Genetic basis of resistances to chlorfenapyr and etoxazole in the two-spotted spider mite (Acari: Tetranychidae).

We studied the genetic basis of resistance to two new acaricides, chlorfenapyr and etoxazole, which have different chemical structures and modes of action in the two-spotted spider mite, Tetranychus urticae Koch. The resistance ratios calculated from the LC50s of resistant and susceptible strains were 483 for chlorfenapyr and >100,000 for etoxazole. Mortality caused by the two acaricides in F1 progeny from reciprocal crosses between the resistant and susceptible strains indicated that the modes of inheritance of resistance to chlorfenapyr and etoxazole were completely dominant and completely recessive, respectively.
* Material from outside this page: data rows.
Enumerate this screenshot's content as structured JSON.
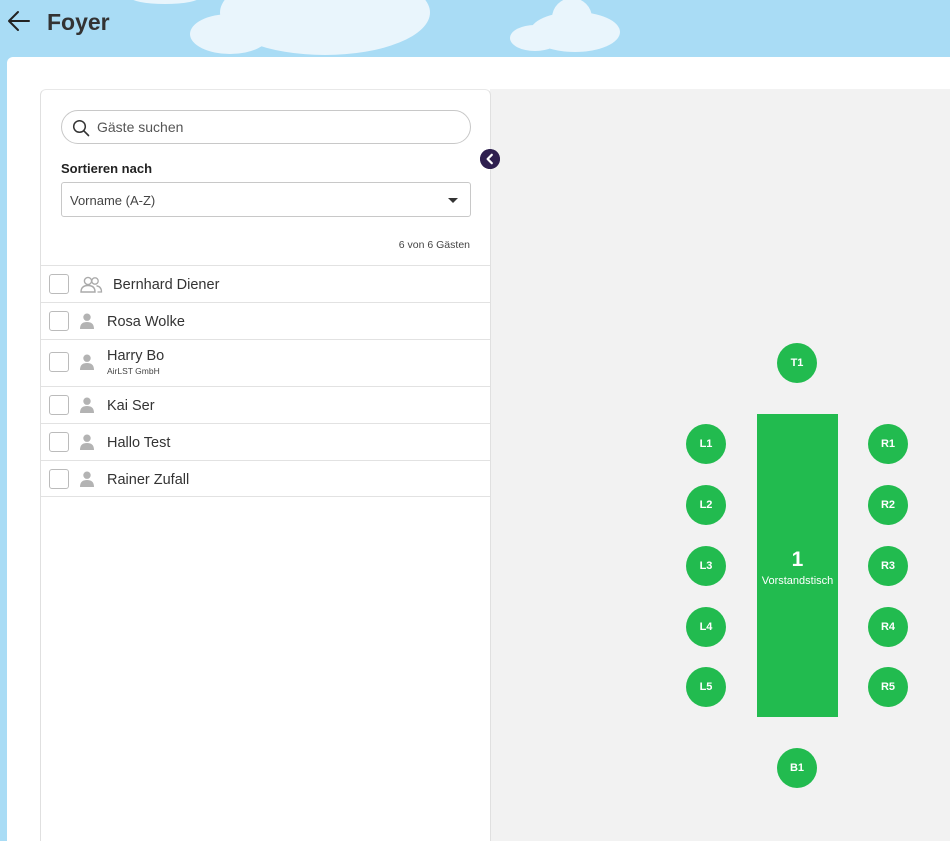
{
  "header": {
    "title": "Foyer",
    "back_icon": "arrow-left-icon"
  },
  "sidebar": {
    "search": {
      "placeholder": "Gäste suchen",
      "value": ""
    },
    "sort": {
      "label": "Sortieren nach",
      "selected": "Vorname (A-Z)"
    },
    "count_text": "6 von 6 Gästen",
    "guests": [
      {
        "name": "Bernhard Diener",
        "company": "",
        "icon": "group-icon"
      },
      {
        "name": "Rosa Wolke",
        "company": "",
        "icon": "person-icon"
      },
      {
        "name": "Harry Bo",
        "company": "AirLST GmbH",
        "icon": "person-icon"
      },
      {
        "name": "Kai Ser",
        "company": "",
        "icon": "person-icon"
      },
      {
        "name": "Hallo Test",
        "company": "",
        "icon": "person-icon"
      },
      {
        "name": "Rainer Zufall",
        "company": "",
        "icon": "person-icon"
      }
    ]
  },
  "seating": {
    "table": {
      "number": "1",
      "name": "Vorstandstisch"
    },
    "seats": {
      "top": "T1",
      "bottom": "B1",
      "left": [
        "L1",
        "L2",
        "L3",
        "L4",
        "L5"
      ],
      "right": [
        "R1",
        "R2",
        "R3",
        "R4",
        "R5"
      ]
    },
    "color": "#22bb4f"
  },
  "colors": {
    "sky": "#a9dcf5",
    "canvas": "#f2f2f2",
    "collapse_button": "#2e1f4f"
  }
}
Mortality in F2 progeny indicated that for both acaricides, the resistance was under monogenic control. Repeated backcross experiments indicated a linkage relationship among the two acaricide resistances and malate dehydrogenase, although phosphoglucoisomerase was not linked with them. The recombination ratio between the resistances was 14.8%. From this result, we suggest that heavy spraying of the two acaricides will lead to apparent cross-resistance as a consequence of crossing over; the two resistance genes are so close to each other that it would be difficult to segregate them once they came together on the same chromosome.